Here are the completed Fingerless Gloves, looking gorgeous on their gorgeous new owner. I’m in the process of typing up the instructions at the moment. I learnt a few new skills with these – Knitting into the back of the second stitch, and knitting fingers. There’s always something new to learn in this game. 🙂
I hope to have the pattern out in the next few days. I’m glad there’s some winter left for them to be worn in!
My next venture is a scarf knitted in a Mosaic stitch. This is a pattern where two colours are used, but only one on each row. By slipping stitches, or some other method, it looks like two colours are used on the one row, when only one has been used. The particular stitch I’m using doesn’t used slipped stitches, but knit into the stitch below. This effectively drops a stitch to mix the colours. It’s easier than I thought it would be. It’s lots of fun having so many stitch types to try. This is producing a fantastically light, soft fabric that will be great for a scarf.
I’m limping along, step by step, to the end of these gloves. There’s nothing particularly difficult about them. Once I’d worked out how to do fingers, the second glove should have been a cinch. Maybe I’ve got second glove syndrome. Or it could have been the school holidays.

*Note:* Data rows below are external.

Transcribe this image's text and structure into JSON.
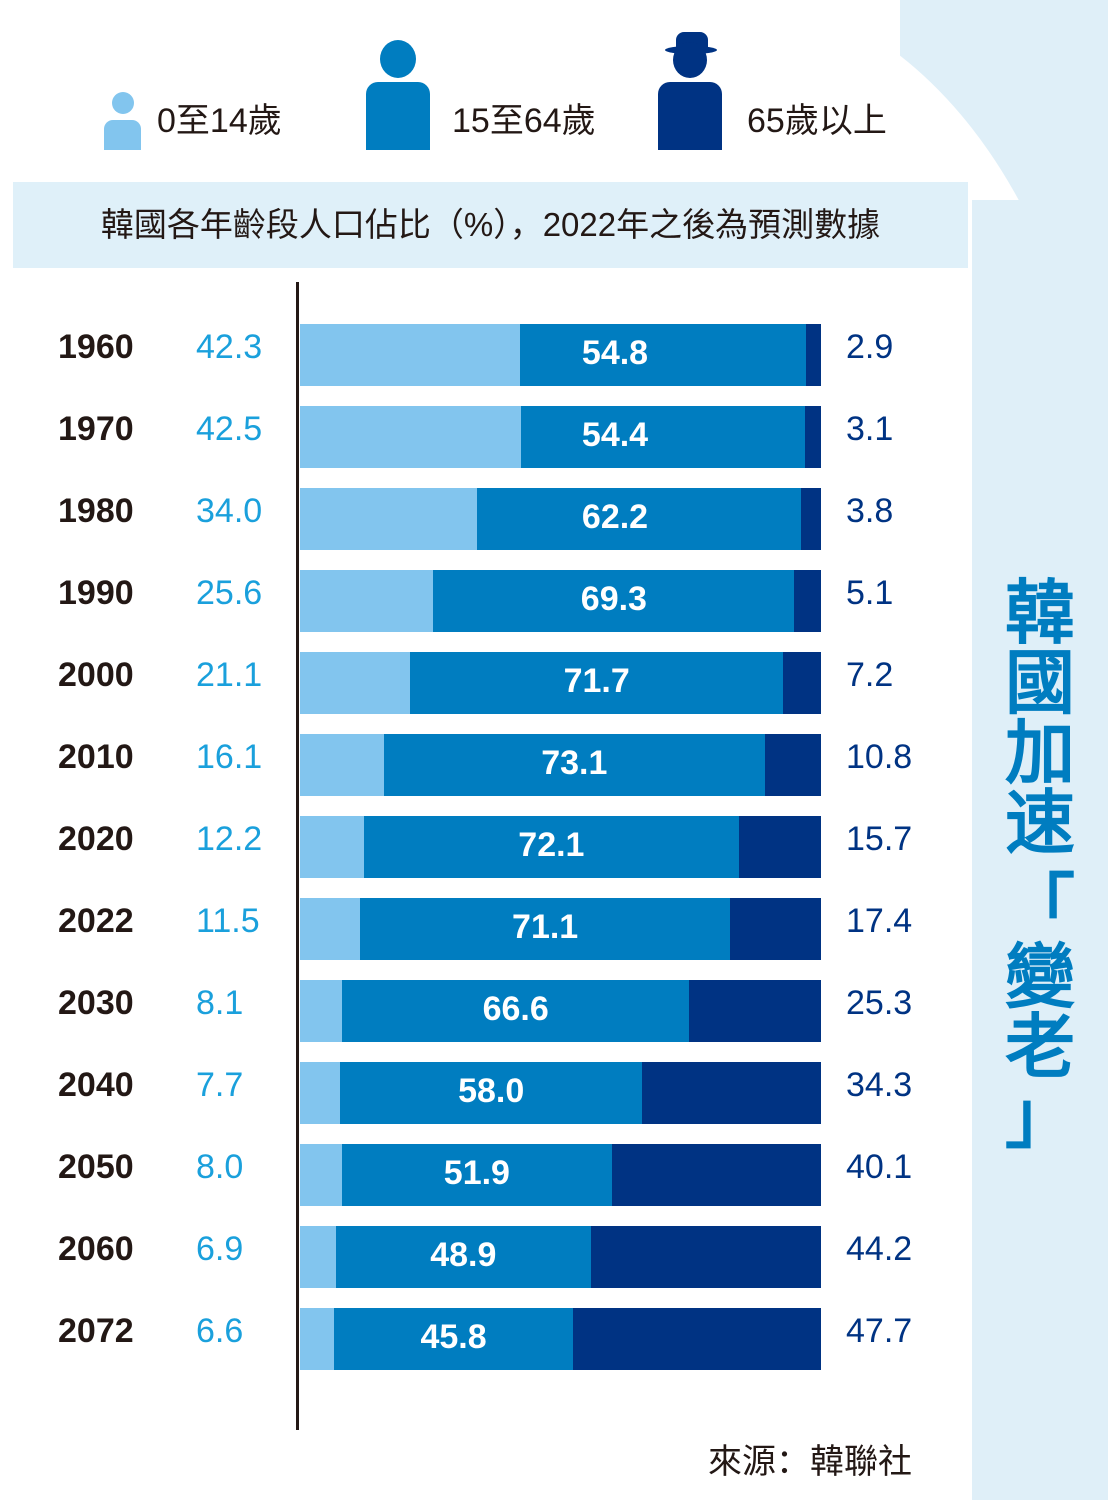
{
  "legend": [
    {
      "label": "0至14歲",
      "icon": "child-person-icon",
      "color": "#82C5EE"
    },
    {
      "label": "15至64歲",
      "icon": "adult-person-icon",
      "color": "#007DC0"
    },
    {
      "label": "65歲以上",
      "icon": "elderly-person-with-hat-icon",
      "color": "#003383"
    }
  ],
  "side_title": [
    "韓",
    "國",
    "加",
    "速",
    "「",
    "變",
    "老",
    "」"
  ],
  "source": "來源：韓聯社",
  "chart_data": {
    "type": "bar",
    "orientation": "horizontal",
    "stacked": true,
    "title": "韓國各年齡段人口佔比（%），2022年之後為預測數據",
    "xlabel": "",
    "ylabel": "",
    "xlim": [
      0,
      100
    ],
    "grid": false,
    "legend_position": "top",
    "categories": [
      "1960",
      "1970",
      "1980",
      "1990",
      "2000",
      "2010",
      "2020",
      "2022",
      "2030",
      "2040",
      "2050",
      "2060",
      "2072"
    ],
    "series": [
      {
        "name": "0至14歲",
        "color": "#82C5EE",
        "label_color": "#1AA0DC",
        "values": [
          42.3,
          42.5,
          34.0,
          25.6,
          21.1,
          16.1,
          12.2,
          11.5,
          8.1,
          7.7,
          8.0,
          6.9,
          6.6
        ],
        "labels": [
          "42.3",
          "42.5",
          "34.0",
          "25.6",
          "21.1",
          "16.1",
          "12.2",
          "11.5",
          "8.1",
          "7.7",
          "8.0",
          "6.9",
          "6.6"
        ]
      },
      {
        "name": "15至64歲",
        "color": "#007DC0",
        "label_color": "#FFFFFF",
        "values": [
          54.8,
          54.4,
          62.2,
          69.3,
          71.7,
          73.1,
          72.1,
          71.1,
          66.6,
          58.0,
          51.9,
          48.9,
          45.8
        ],
        "labels": [
          "54.8",
          "54.4",
          "62.2",
          "69.3",
          "71.7",
          "73.1",
          "72.1",
          "71.1",
          "66.6",
          "58.0",
          "51.9",
          "48.9",
          "45.8"
        ]
      },
      {
        "name": "65歲以上",
        "color": "#003383",
        "label_color": "#003383",
        "values": [
          2.9,
          3.1,
          3.8,
          5.1,
          7.2,
          10.8,
          15.7,
          17.4,
          25.3,
          34.3,
          40.1,
          44.2,
          47.7
        ],
        "labels": [
          "2.9",
          "3.1",
          "3.8",
          "5.1",
          "7.2",
          "10.8",
          "15.7",
          "17.4",
          "25.3",
          "34.3",
          "40.1",
          "44.2",
          "47.7"
        ]
      }
    ]
  }
}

I can’t think of a really good excuse, so what the hell, I’ll get there in the end.
The gloves are currently blocking, and hopefully will be dry enough to weave in the ends in the next couple of days.

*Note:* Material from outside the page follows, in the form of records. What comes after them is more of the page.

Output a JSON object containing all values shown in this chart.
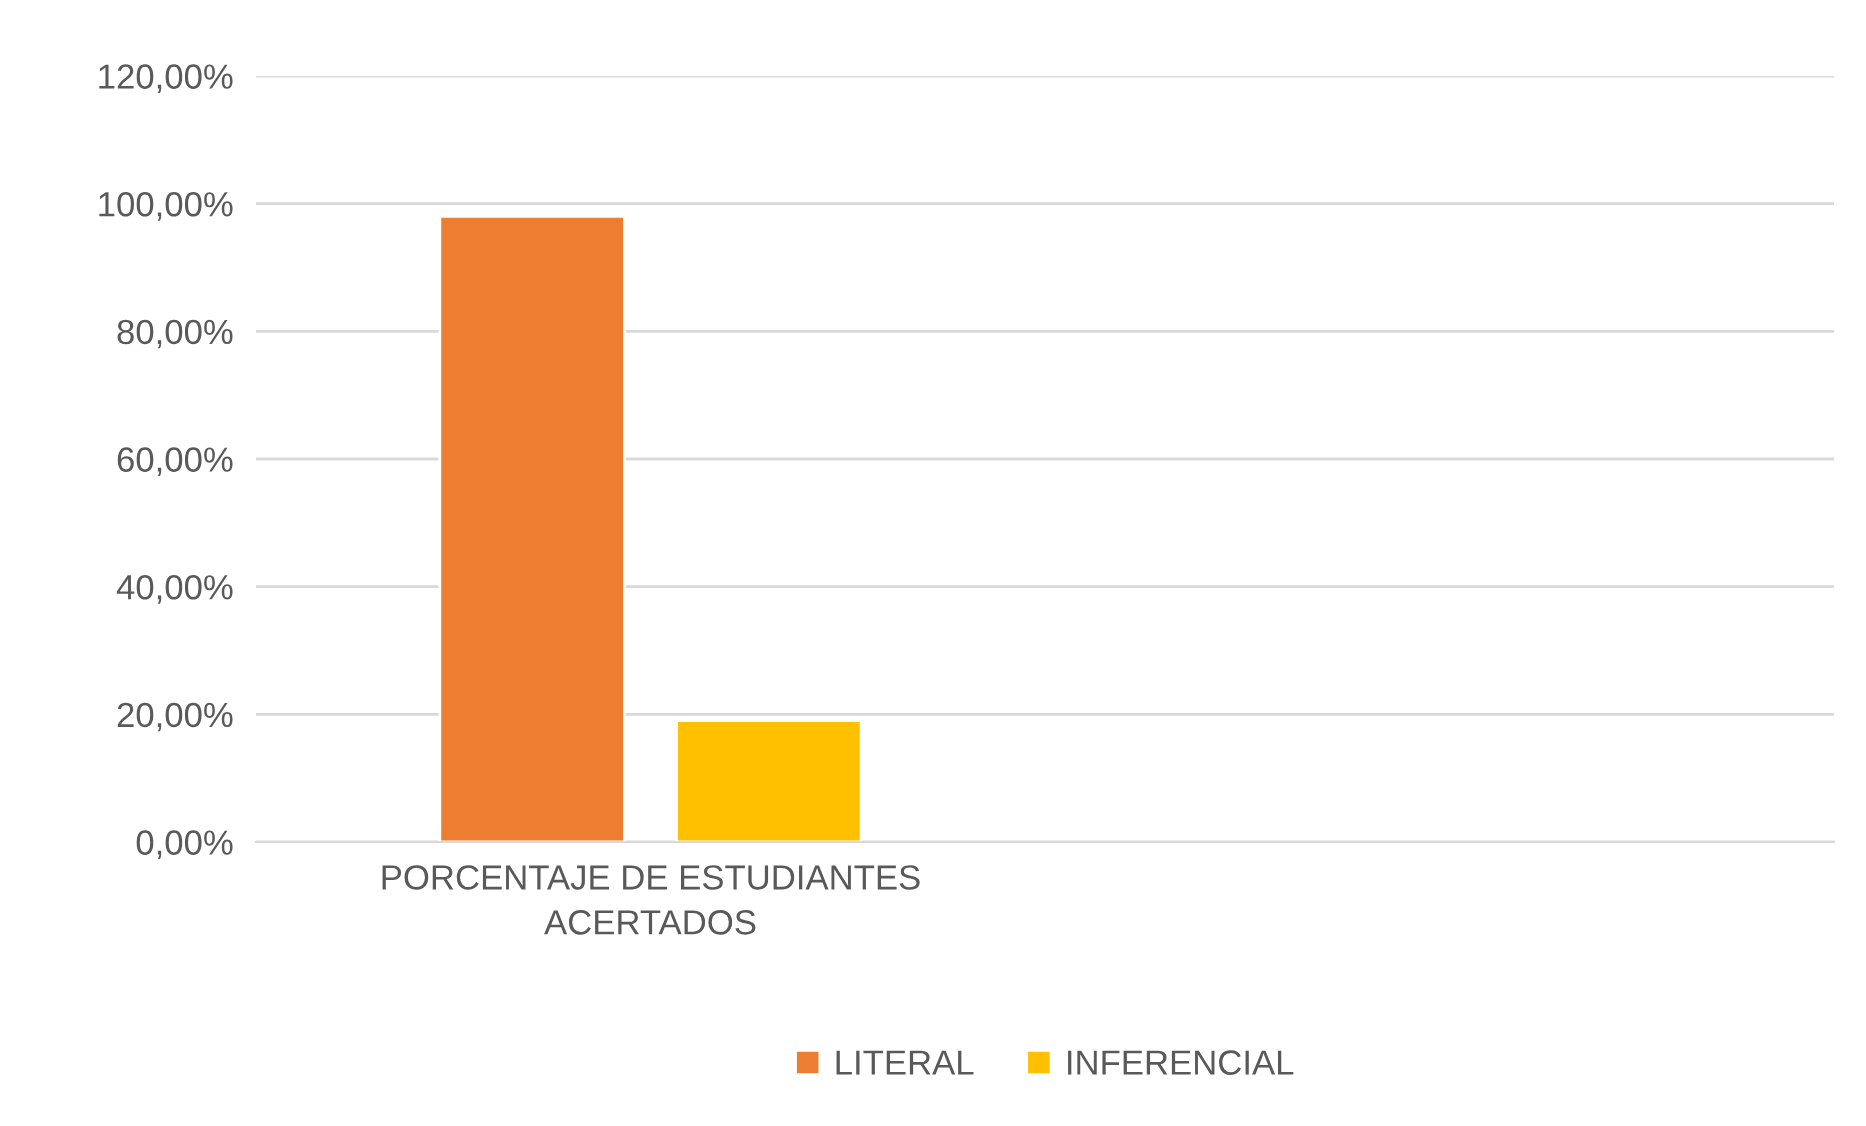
{
  "chart_data": {
    "type": "bar",
    "categories": [
      "PORCENTAJE DE ESTUDIANTES ACERTADOS",
      null
    ],
    "series": [
      {
        "name": "LITERAL",
        "color": "#ed7d31",
        "values": [
          98,
          null
        ]
      },
      {
        "name": "INFERENCIAL",
        "color": "#ffc000",
        "values": [
          19,
          null
        ]
      }
    ],
    "ylim": [
      0,
      120
    ],
    "yticks": [
      {
        "value": 0,
        "label": "0,00%"
      },
      {
        "value": 20,
        "label": "20,00%"
      },
      {
        "value": 40,
        "label": "40,00%"
      },
      {
        "value": 60,
        "label": "60,00%"
      },
      {
        "value": 80,
        "label": "80,00%"
      },
      {
        "value": 100,
        "label": "100,00%"
      },
      {
        "value": 120,
        "label": "120,00%"
      }
    ],
    "grid": "y",
    "legend": "bottom"
  }
}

I can hear True Grit (the old one) in the background which is slightly distracting. It’s hard to ignore John Wayne.
While I’m waiting, I’ll be preparing a test swatch for another magazine submission. My previous success has emboldened me to have another go. This time I thought I’d try some fingerless mitts. Might as well push my luck on the whole mitts/gloves thing.

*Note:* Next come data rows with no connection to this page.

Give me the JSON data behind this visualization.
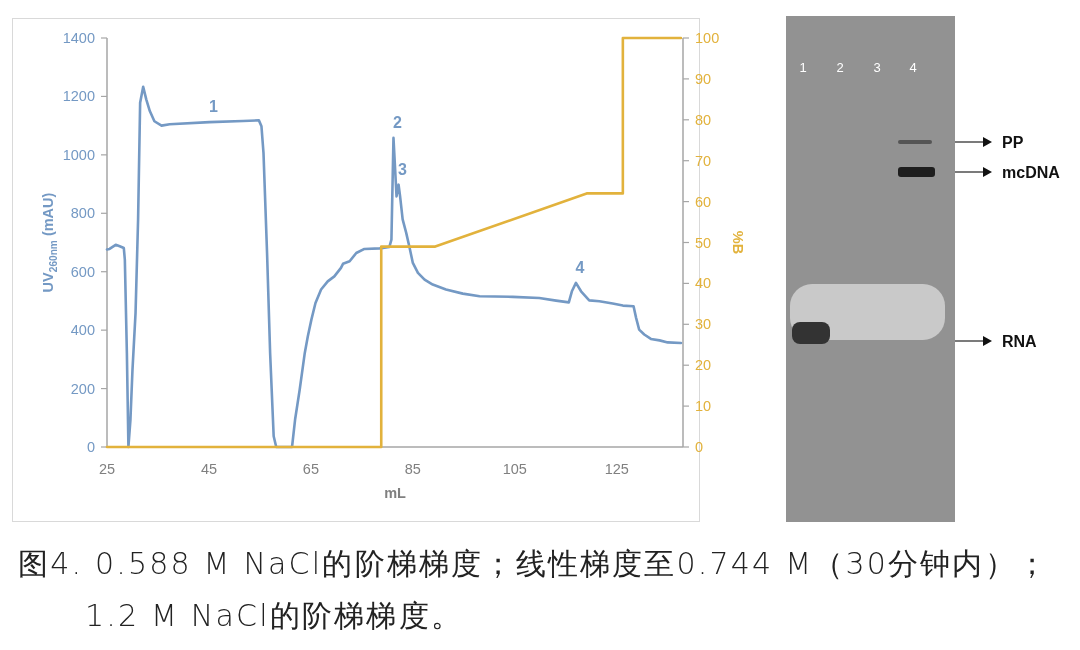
{
  "chart_data": {
    "type": "line",
    "xlabel": "mL",
    "ylabel": "UV$_{260nm}$ (mAU)",
    "y2label": "%B",
    "xlim": [
      25,
      138
    ],
    "xticks": [
      25,
      45,
      65,
      85,
      105,
      125
    ],
    "ylim": [
      0,
      1400
    ],
    "yticks": [
      0,
      200,
      400,
      600,
      800,
      1000,
      1200,
      1400
    ],
    "y2lim": [
      0,
      100
    ],
    "y2ticks": [
      0,
      10,
      20,
      30,
      40,
      50,
      60,
      70,
      80,
      90,
      100
    ],
    "series": [
      {
        "type": "line",
        "color": "#7499c4",
        "x": [
          25,
          25.5,
          26.7,
          27.5,
          28.3,
          28.5,
          28.9,
          29.2,
          29.6,
          30.0,
          30.6,
          31.1,
          31.5,
          32.1,
          32.7,
          33.4,
          34.3,
          35.7,
          37.3,
          45.1,
          51.7,
          54.8,
          55.3,
          55.7,
          56.4,
          57.0,
          57.7,
          58.2,
          61.3,
          61.9,
          62.8,
          63.8,
          64.4,
          65.1,
          65.9,
          67.0,
          68.3,
          69.6,
          70.9,
          71.3,
          72.6,
          73.9,
          75.5,
          78.5,
          80.4,
          80.8,
          81.2,
          81.8,
          82.2,
          82.5,
          83.0,
          83.7,
          84.3,
          85.0,
          86.0,
          87.3,
          88.9,
          91.5,
          94.8,
          98.1,
          104.6,
          109.8,
          113.1,
          115.6,
          116.2,
          117.0,
          118.0,
          119.6,
          121.6,
          124.2,
          126.2,
          128.3,
          128.8,
          129.4,
          130.4,
          131.7,
          133.4,
          135.0,
          137.6
        ],
        "values": [
          676,
          678,
          692,
          687,
          681,
          641,
          322,
          0,
          94,
          265,
          459,
          779,
          1178,
          1233,
          1190,
          1150,
          1115,
          1100,
          1105,
          1112,
          1116,
          1118,
          1098,
          1007,
          664,
          322,
          37,
          0,
          0,
          94,
          196,
          322,
          379,
          436,
          493,
          539,
          567,
          584,
          613,
          627,
          636,
          664,
          678,
          680,
          685,
          710,
          1058,
          858,
          898,
          858,
          779,
          733,
          687,
          630,
          596,
          573,
          556,
          539,
          525,
          516,
          514,
          510,
          501,
          495,
          533,
          562,
          533,
          502,
          499,
          491,
          484,
          482,
          442,
          402,
          385,
          370,
          365,
          358,
          356
        ]
      },
      {
        "type": "line",
        "color": "#e2b23c",
        "axis": "y2",
        "x": [
          25,
          78.8,
          78.8,
          89.4,
          119.1,
          126.2,
          126.2,
          137.6
        ],
        "values": [
          0,
          0,
          49,
          49,
          62,
          62,
          100,
          100
        ]
      }
    ],
    "annotations": [
      {
        "text": "1",
        "x": 45.1,
        "y": 1112
      },
      {
        "text": "2",
        "x": 81.2,
        "y": 1058
      },
      {
        "text": "3",
        "x": 82.2,
        "y": 898
      },
      {
        "text": "4",
        "x": 117.0,
        "y": 562
      },
      "1",
      "2",
      "3",
      "4",
      "PP",
      "mcDNA",
      "RNA",
      "图4. 0.588 M NaCl的阶梯梯度；线性梯度至0.744 M（30分钟内）；1.2 M NaCl的阶梯梯度。"
    ]
  }
}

Am I making my very own Edward Scissorhands? No, but this is very much what it looks like, I have discovered, when one knits gloves. Even more so, when you have a half completed finger with three double pointed needles in it. It’s a fascinating process. This glove is now complete, though not yet photographed as such. It’s taken quite a lot of glove pattern study, and quiet thinking and calculating time to work out how to do the fingers. But it all makes sense when it’s broken down.
These gloves may seem quite long, but that’s how they should be, according to the teenagers in my life.